I Have Dreams, and Now I Realize.



I have a lot of dreams. 

Since I was a kid, I always thought that if I have dreams, someday I would make it real. With that thought, me as a kid always thought that if I just did better and without any burden then I could do anything. I started to gain my confidence. I started to think that life never been so hard and never failed me. Even sometimes lot of people stared at me like I am crazy, overconfidence, and ambitious; I just did not care. Then I grew up being a child with her dreams. In fact, there was also a time when I look down a lot of people due to that. I made her cry, I made her had no friends, and I made her thinking that I am greater than her which was completely bullshit and wrong. I was so young, so dumb, so naive, so sucks. I never knew what I was doing is wrong until I was on her shoes. I cried, had no friends, living crazy life, and had no confidence. That time, I thought everything that I've hold onto was being taken out from me. I was angry, both to myself and to the one that made me like that. I was angry for my action on the past. I was angry for not being able to told to them that what they do is wrong. However I also thankful that now I am able to understand of what people called karma, instead I called it miracle. 

Along with that, I started to re-life. I started to changed from being so lively yet ignorance, to being tactless yet observant. I talked less. Yet, when I do I tend to choose the nicest vocabulary that I have. I started to mind lots of things including what people said to me. In contrast, I also started to appreciate things. Again, I started to regain my dreams and started to believe. In fact, I never talk to anyone before this. I am to scared to see how people would see me and react about me. That is why I was trying hard back then to make people like me and see me as intellegence, friendly and tough person. So that I was able to be friends with whoever it is and being able to take her far away from people like me back then. 

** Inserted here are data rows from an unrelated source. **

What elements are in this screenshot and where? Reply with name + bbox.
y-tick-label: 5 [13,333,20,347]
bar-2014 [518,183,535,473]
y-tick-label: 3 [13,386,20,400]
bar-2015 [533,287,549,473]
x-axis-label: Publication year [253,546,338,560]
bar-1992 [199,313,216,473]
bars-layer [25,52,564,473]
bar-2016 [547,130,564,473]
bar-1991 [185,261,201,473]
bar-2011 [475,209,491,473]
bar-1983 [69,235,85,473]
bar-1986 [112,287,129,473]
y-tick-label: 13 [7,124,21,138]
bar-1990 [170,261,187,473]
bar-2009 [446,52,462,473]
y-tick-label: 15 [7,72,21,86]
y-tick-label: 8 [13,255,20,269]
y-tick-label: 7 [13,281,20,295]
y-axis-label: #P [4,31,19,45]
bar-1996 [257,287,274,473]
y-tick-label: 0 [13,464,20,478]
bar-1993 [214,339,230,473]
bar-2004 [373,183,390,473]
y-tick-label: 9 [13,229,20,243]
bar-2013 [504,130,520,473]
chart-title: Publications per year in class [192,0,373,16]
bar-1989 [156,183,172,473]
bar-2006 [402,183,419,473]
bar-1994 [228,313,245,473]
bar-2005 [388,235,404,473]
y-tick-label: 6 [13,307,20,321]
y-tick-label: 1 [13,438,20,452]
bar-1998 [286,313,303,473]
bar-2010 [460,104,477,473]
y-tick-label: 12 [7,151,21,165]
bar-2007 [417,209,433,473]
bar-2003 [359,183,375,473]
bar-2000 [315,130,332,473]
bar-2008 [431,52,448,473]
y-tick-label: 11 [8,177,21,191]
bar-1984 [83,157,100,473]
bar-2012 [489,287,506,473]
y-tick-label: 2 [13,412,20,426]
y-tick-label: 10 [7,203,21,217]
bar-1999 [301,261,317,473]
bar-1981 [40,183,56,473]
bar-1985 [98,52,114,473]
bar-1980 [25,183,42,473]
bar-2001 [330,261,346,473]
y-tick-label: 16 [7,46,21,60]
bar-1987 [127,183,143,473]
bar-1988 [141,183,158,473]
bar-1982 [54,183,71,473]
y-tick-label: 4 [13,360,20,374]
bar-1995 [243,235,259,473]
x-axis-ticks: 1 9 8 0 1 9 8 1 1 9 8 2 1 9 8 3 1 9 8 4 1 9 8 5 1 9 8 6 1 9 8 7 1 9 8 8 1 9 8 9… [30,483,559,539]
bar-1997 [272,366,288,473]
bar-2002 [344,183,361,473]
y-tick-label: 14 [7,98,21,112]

I have dreams. Lot of dreams. 

I was trying so hard to make my dreams comes true. When it did comes true, I was so proud to myself. I appreciated all of the hardwork, compliment, and the spotlight until I became so greedy. Until I took everything not so seriously and easy. Until I lose the meaning of having dreams. Then eventually things did not works the way that I wanted and I lose it all.  However at that time, I was not realized it and started to blame everything on behalf of myself. I started questioning a lot of things that even so pathetic. I started to lose myself again. I started to gave up my dreams. I was thinking that everything I do was not enough and it was not the best of me. 

Rather than make it right, I chose to let it go. I started to not reaching my dreams. I started to think that dreams is impossible. I started to think that life is not nice. Thus I started to lose myself for God knows how many times. Sometimes I felt so tired even I thought that maybe world would be better without me in it. There was also time when I wondered why would I thought that way. Completely trashbag. 

At that time, I kept telling myself that what I did is wrong. I needed to become a better version of me and took away all of the bad things out of me. Thus I start things over again for countless time and just do it like I used to do when I was a kid. Just do it, but this time never take granted for everything and do not fall into the same mistakes twice.

Now that I realized that is how the universe works. They never allow me to being such a jerk to other people. They never give me a permission to being such a selfish person and not working hard. They also never want me to hate and do not love myself as much as they do. Thus in order to do that, they give me obstacles that is make me realize that my dreams and I are priceless. Moreover now I understand what the real meaning of "surely with 'that' hardship comes 'more' ease". You might not know how grateful I am learning this meaning, but words can't even describe that.